Magón asintió lentamente, comenzando a entender.

—De ese modo, estarán exhaustos, y nosotros podremos golpearlos más fácilmente —dijo.

—Exacto —contestó Aníbal—. Pero esto no bastará para derrotarlos. Al menos no tal como lo veo yo.

—¿Qué te ronda por la cabeza? —lo instó a confiarse Magón.

—Debemos limitar las pérdidas —fue la respuesta de Aníbal—. No nos bastará con derrotar a las legiones. Roma aún está muy lejos, y necesitaremos a todos nuestros hombres para alcanzarla y someterla a sitio.

—Por tanto, ¿qué quieres hacer?

—Tú partirás antes del alba con dos mil hombres, rodearás estos montes al sur y te situarás aquí, apenas por detrás del flanco de las legiones. —Mientras hablaba, Aníbal iba trazando en el suelo el escenario que sólo pocos minutos antes había comenzado a ver con claridad—. Os esconderéis en el lecho de uno de esos torrentes secos que nuestros vigías han localizado, y cuando llegue el momento saldréis y atacaréis a los romanos por la espalda.

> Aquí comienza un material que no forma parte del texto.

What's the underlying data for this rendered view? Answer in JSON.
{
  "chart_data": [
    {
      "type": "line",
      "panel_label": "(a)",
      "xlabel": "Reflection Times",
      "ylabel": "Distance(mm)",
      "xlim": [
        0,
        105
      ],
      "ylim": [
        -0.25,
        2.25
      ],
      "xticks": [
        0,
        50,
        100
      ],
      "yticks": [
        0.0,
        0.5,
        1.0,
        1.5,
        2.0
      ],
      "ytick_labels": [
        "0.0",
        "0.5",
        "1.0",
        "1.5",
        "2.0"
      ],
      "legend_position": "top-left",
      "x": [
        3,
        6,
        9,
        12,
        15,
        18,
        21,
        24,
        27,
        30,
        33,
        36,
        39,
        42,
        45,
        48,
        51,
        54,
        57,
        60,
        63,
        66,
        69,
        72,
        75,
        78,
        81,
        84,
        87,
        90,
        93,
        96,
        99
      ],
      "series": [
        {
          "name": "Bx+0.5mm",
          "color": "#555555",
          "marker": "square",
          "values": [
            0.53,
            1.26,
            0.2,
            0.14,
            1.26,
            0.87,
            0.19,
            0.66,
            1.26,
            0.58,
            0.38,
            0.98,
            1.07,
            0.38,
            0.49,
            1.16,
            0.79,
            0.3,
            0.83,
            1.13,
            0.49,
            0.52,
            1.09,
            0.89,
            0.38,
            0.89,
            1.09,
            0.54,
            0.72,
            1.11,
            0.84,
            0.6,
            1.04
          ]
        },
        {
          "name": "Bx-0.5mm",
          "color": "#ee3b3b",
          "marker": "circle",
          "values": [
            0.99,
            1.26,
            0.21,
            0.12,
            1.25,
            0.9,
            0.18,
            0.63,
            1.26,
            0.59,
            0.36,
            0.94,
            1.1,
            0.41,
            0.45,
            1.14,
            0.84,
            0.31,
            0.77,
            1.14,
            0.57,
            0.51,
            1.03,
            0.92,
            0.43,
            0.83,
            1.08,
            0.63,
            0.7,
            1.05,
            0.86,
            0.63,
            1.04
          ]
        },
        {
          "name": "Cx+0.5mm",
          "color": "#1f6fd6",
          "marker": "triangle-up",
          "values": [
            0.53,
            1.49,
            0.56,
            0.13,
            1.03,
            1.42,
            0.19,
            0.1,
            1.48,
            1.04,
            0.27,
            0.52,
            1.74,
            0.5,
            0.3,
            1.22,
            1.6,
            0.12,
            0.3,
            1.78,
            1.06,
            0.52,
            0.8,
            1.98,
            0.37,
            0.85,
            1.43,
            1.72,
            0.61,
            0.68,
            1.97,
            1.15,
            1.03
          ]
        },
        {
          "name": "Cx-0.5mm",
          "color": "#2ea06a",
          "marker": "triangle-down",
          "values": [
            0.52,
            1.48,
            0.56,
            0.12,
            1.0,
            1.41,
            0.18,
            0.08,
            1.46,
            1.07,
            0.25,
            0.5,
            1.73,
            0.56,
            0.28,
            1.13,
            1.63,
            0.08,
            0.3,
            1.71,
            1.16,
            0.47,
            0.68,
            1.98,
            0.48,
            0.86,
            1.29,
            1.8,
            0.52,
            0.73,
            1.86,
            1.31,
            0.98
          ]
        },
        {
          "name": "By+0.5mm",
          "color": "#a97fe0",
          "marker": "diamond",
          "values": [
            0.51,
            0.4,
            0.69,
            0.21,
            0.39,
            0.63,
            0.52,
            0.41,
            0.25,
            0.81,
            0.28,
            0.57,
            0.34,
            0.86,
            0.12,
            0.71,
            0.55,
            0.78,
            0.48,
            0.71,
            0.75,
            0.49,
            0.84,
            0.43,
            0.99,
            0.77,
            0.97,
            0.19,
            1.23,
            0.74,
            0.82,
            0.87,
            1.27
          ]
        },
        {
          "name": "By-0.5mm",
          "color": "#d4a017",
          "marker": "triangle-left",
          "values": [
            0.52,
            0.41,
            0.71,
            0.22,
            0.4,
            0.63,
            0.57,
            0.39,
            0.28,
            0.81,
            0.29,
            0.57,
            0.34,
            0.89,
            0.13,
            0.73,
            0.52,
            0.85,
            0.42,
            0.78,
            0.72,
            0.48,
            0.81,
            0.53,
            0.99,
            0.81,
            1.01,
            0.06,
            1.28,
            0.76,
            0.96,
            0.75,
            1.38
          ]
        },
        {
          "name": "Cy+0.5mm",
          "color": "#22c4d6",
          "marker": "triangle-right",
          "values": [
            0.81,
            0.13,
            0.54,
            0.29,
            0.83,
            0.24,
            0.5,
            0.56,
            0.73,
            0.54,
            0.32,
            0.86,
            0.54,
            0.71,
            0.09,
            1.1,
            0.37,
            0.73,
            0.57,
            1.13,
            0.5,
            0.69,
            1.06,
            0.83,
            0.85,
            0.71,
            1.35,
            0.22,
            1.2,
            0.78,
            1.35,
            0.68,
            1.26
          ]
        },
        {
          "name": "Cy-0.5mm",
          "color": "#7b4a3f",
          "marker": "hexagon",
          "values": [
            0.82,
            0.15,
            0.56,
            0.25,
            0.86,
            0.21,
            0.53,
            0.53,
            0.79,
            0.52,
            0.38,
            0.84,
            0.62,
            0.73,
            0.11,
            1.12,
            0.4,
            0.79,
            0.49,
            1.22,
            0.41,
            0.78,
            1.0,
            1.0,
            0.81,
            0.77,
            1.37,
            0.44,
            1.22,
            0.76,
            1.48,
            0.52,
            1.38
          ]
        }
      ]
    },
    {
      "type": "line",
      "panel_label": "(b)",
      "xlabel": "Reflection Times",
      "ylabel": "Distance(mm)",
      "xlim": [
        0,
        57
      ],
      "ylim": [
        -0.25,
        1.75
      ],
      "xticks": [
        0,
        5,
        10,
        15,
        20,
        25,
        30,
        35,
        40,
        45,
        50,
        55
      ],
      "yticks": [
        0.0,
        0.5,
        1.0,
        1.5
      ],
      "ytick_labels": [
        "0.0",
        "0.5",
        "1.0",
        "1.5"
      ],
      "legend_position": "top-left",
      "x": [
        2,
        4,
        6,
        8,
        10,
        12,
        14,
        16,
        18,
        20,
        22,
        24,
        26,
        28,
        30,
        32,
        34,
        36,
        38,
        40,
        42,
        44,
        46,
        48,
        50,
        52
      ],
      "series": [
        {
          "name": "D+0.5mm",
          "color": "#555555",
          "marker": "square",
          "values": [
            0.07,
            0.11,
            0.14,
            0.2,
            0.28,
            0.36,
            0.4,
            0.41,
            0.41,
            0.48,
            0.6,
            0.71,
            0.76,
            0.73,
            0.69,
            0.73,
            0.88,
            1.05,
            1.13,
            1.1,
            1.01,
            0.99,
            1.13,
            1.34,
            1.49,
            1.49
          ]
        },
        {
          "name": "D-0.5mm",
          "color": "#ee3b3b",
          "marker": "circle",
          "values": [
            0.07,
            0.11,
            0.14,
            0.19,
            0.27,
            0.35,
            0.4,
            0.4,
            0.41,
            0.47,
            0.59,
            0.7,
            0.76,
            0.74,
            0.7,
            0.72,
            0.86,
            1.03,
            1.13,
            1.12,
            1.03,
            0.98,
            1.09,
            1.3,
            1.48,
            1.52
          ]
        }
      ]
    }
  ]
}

Magón contempló el dibujo y se le iluminó la cara al comprender el alcance del plan de Aníbal.

—De ese modo los romanos estarán la mitad en las aguas del Trebia —murmuró, excitado—, a la merced de nuestros veteranos ibéricos y de los elefantes, y la mitad presionados por detrás por mis hombres.

Levantó la mirada y la clavó en la de Aníbal.

—¡Será una carnicería!

—Exacto —convino Aníbal, aliviando, al fin, la tensión que lo había apretado en un rígido abrazo durante toda la noche—, ¿Crees que podrás hacerlo?

Magón se puso en pie de un salto.

—Voy a reunir a mis hombres de inmediato. Fíate de mí, tu plan funcionará.

Ahora, mientras el viento gélido silbaba y azotaba a sus hombres que, en posición de batalla, observaban avanzar a los romanos hacia el Trebia después de haber respondido a las provocaciones de la caballería númida, Aníbal se dio cuenta de que podía creer a su hermano. Sería una carnicería, y Roma finalmente entendería con quién tenía que vérselas.